Sunday, February 18, 2007

Night Watch

I saw the trailer for this Russian fantasy a while back, and thought it looked spectacular. That trailer, as it turns out, wasn't misleading - the film is a visually dazzling, hyper-kinetic, frequently chiaroscuro plate of careening vehicles, messy, stumbling fights, apocalyptic explosions, striking set pieces, and unremitting gloom.

The mythos is set up early - light against dark in An Eternal Struggle - and the plotting and pacing, while unflagging, is a bit of a mess, but what distinguishes Night Watch is primarily its look, which carries through in the sets, the lighting, the actors.

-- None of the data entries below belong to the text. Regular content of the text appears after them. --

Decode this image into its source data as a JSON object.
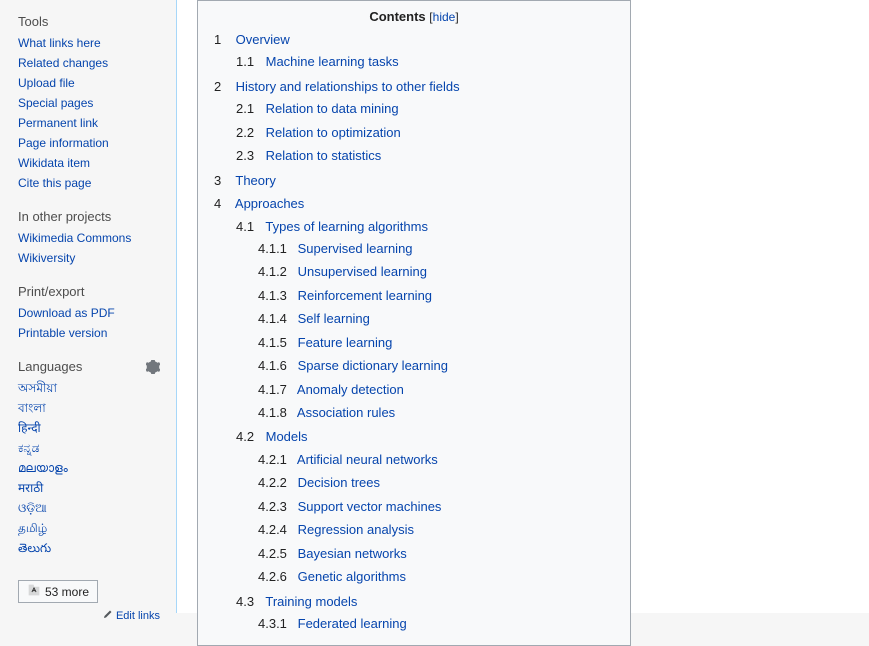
{
  "sidebar": {
    "tools": {
      "heading": "Tools",
      "items": [
        "What links here",
        "Related changes",
        "Upload file",
        "Special pages",
        "Permanent link",
        "Page information",
        "Wikidata item",
        "Cite this page"
      ]
    },
    "projects": {
      "heading": "In other projects",
      "items": [
        "Wikimedia Commons",
        "Wikiversity"
      ]
    },
    "print": {
      "heading": "Print/export",
      "items": [
        "Download as PDF",
        "Printable version"
      ]
    },
    "languages": {
      "heading": "Languages",
      "items": [
        "অসমীয়া",
        "বাংলা",
        "हिन्दी",
        "ಕನ್ನಡ",
        "മലയാളം",
        "मराठी",
        "ଓଡ଼ିଆ",
        "தமிழ்",
        "తెలుగు"
      ],
      "more_label": "53 more",
      "edit_links": "Edit links"
    }
  },
  "toc": {
    "title": "Contents",
    "toggle": "hide",
    "items": [
      {
        "n": "1",
        "t": "Overview",
        "c": [
          {
            "n": "1.1",
            "t": "Machine learning tasks"
          }
        ]
      },
      {
        "n": "2",
        "t": "History and relationships to other fields",
        "c": [
          {
            "n": "2.1",
            "t": "Relation to data mining"
          },
          {
            "n": "2.2",
            "t": "Relation to optimization"
          },
          {
            "n": "2.3",
            "t": "Relation to statistics"
          }
        ]
      },
      {
        "n": "3",
        "t": "Theory"
      },
      {
        "n": "4",
        "t": "Approaches",
        "c": [
          {
            "n": "4.1",
            "t": "Types of learning algorithms",
            "c": [
              {
                "n": "4.1.1",
                "t": "Supervised learning"
              },
              {
                "n": "4.1.2",
                "t": "Unsupervised learning"
              },
              {
                "n": "4.1.3",
                "t": "Reinforcement learning"
              },
              {
                "n": "4.1.4",
                "t": "Self learning"
              },
              {
                "n": "4.1.5",
                "t": "Feature learning"
              },
              {
                "n": "4.1.6",
                "t": "Sparse dictionary learning"
              },
              {
                "n": "4.1.7",
                "t": "Anomaly detection"
              },
              {
                "n": "4.1.8",
                "t": "Association rules"
              }
            ]
          },
          {
            "n": "4.2",
            "t": "Models",
            "c": [
              {
                "n": "4.2.1",
                "t": "Artificial neural networks"
              },
              {
                "n": "4.2.2",
                "t": "Decision trees"
              },
              {
                "n": "4.2.3",
                "t": "Support vector machines"
              },
              {
                "n": "4.2.4",
                "t": "Regression analysis"
              },
              {
                "n": "4.2.5",
                "t": "Bayesian networks"
              },
              {
                "n": "4.2.6",
                "t": "Genetic algorithms"
              }
            ]
          },
          {
            "n": "4.3",
            "t": "Training models",
            "c": [
              {
                "n": "4.3.1",
                "t": "Federated learning"
              }
            ]
          }
        ]
      }
    ]
  }
}
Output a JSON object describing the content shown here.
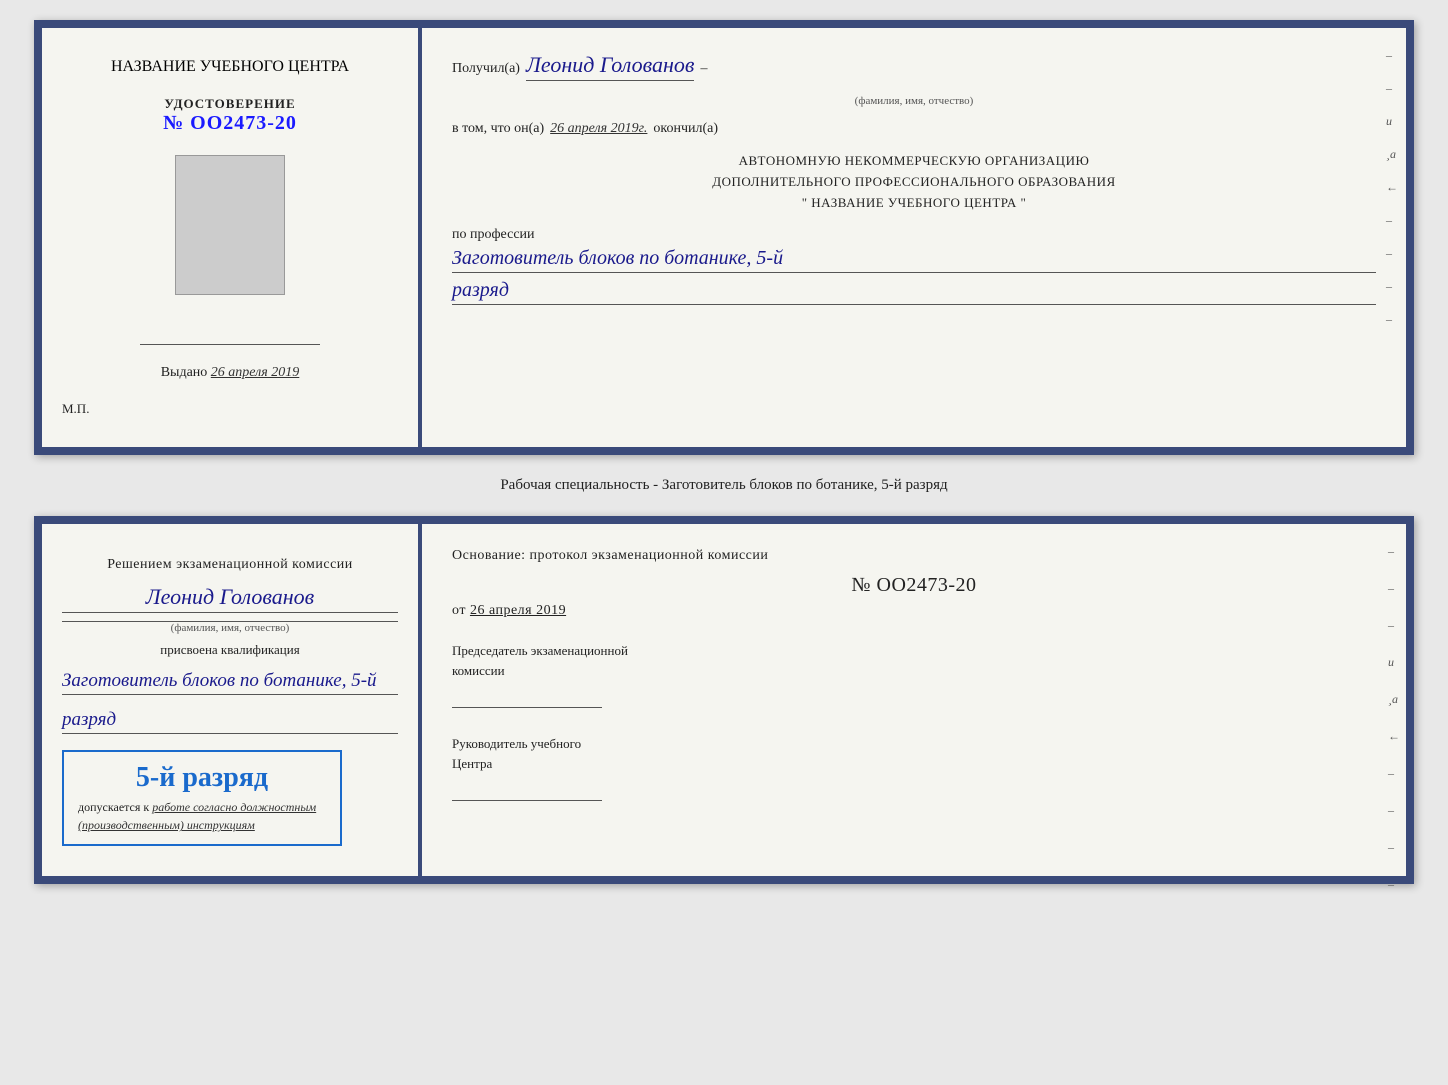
{
  "top_cert": {
    "left": {
      "title": "НАЗВАНИЕ УЧЕБНОГО ЦЕНТРА",
      "udostoverenie_label": "УДОСТОВЕРЕНИЕ",
      "number": "№ OO2473-20",
      "vydano_label": "Выдано",
      "vydano_date": "26 апреля 2019",
      "mp_label": "М.П."
    },
    "right": {
      "poluchil": "Получил(а)",
      "name": "Леонид Голованов",
      "dash": "–",
      "fio_caption": "(фамилия, имя, отчество)",
      "v_tom": "в том, что он(а)",
      "date_okончил": "26 апреля 2019г.",
      "okonchil": "окончил(а)",
      "avt_line1": "АВТОНОМНУЮ НЕКОММЕРЧЕСКУЮ ОРГАНИЗАЦИЮ",
      "avt_line2": "ДОПОЛНИТЕЛЬНОГО ПРОФЕССИОНАЛЬНОГО ОБРАЗОВАНИЯ",
      "avt_line3": "\"  НАЗВАНИЕ УЧЕБНОГО ЦЕНТРА  \"",
      "po_professii": "по профессии",
      "profession": "Заготовитель блоков по ботанике, 5-й",
      "razryad": "разряд"
    }
  },
  "specialty_label": "Рабочая специальность - Заготовитель блоков по ботанике, 5-й разряд",
  "bottom_cert": {
    "left": {
      "reshen": "Решением экзаменационной комиссии",
      "name": "Леонид Голованов",
      "fio_caption": "(фамилия, имя, отчество)",
      "prisvoena": "присвоена квалификация",
      "kval": "Заготовитель блоков по ботанике, 5-й",
      "razryad": "разряд",
      "stamp_rank": "5-й разряд",
      "dopusk_prefix": "допускается к",
      "dopusk_italic": "работе согласно должностным",
      "dopusk_italic2": "(производственным) инструкциям"
    },
    "right": {
      "osnovanie": "Основание: протокол экзаменационной комиссии",
      "number": "№  OO2473-20",
      "ot_label": "от",
      "ot_date": "26 апреля 2019",
      "chairman_label": "Председатель экзаменационной",
      "chairman_label2": "комиссии",
      "rukov_label": "Руководитель учебного",
      "rukov_label2": "Центра"
    }
  }
}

There's also some inventive camera work - the following of the path of the screw from the aeroplane overhead, for example (not the only sequence which reminded me a bit of Jeunet's work - and especially The City of Lost Children - although, overall, a better reference point might be a grittier and more visceral Underworld; it has a sort of indie feel - stemming, perhaps, from its being made outside the Hollywood system - and a related sense of dirt under its fingernails and, at times, menace that is the realer for not being as slick as much that we see on screen).

As I said before, it's really a bit of a mess, trying to cram in far too much and doing so very unevenly, and as such not all that satisfying. (The ending in particular falls in a heap - in part because Night Watch is the first in a projected epic trilogy.) But it's striking enough that, in many ways, that doesn't matter - though my sense of the whole is of a jumbled cacophony, individual images and scenes stand out. (The most memorable sequence is Anton's gasping, desperate struggle with the vampire early on in the abandoned warehouse - in an inversion of the usual belief, the vampire is only visible in the mirror, forcing Anton to first conduct the fight while standing in front of a large, wall-mounted mirror, lunging wildly at his lurking assailant, then, once the mirror is shattered, rely on a broken fragment held in his hand, against his face.) This film intrigued me, and if the next two get made, I'll try to watch them.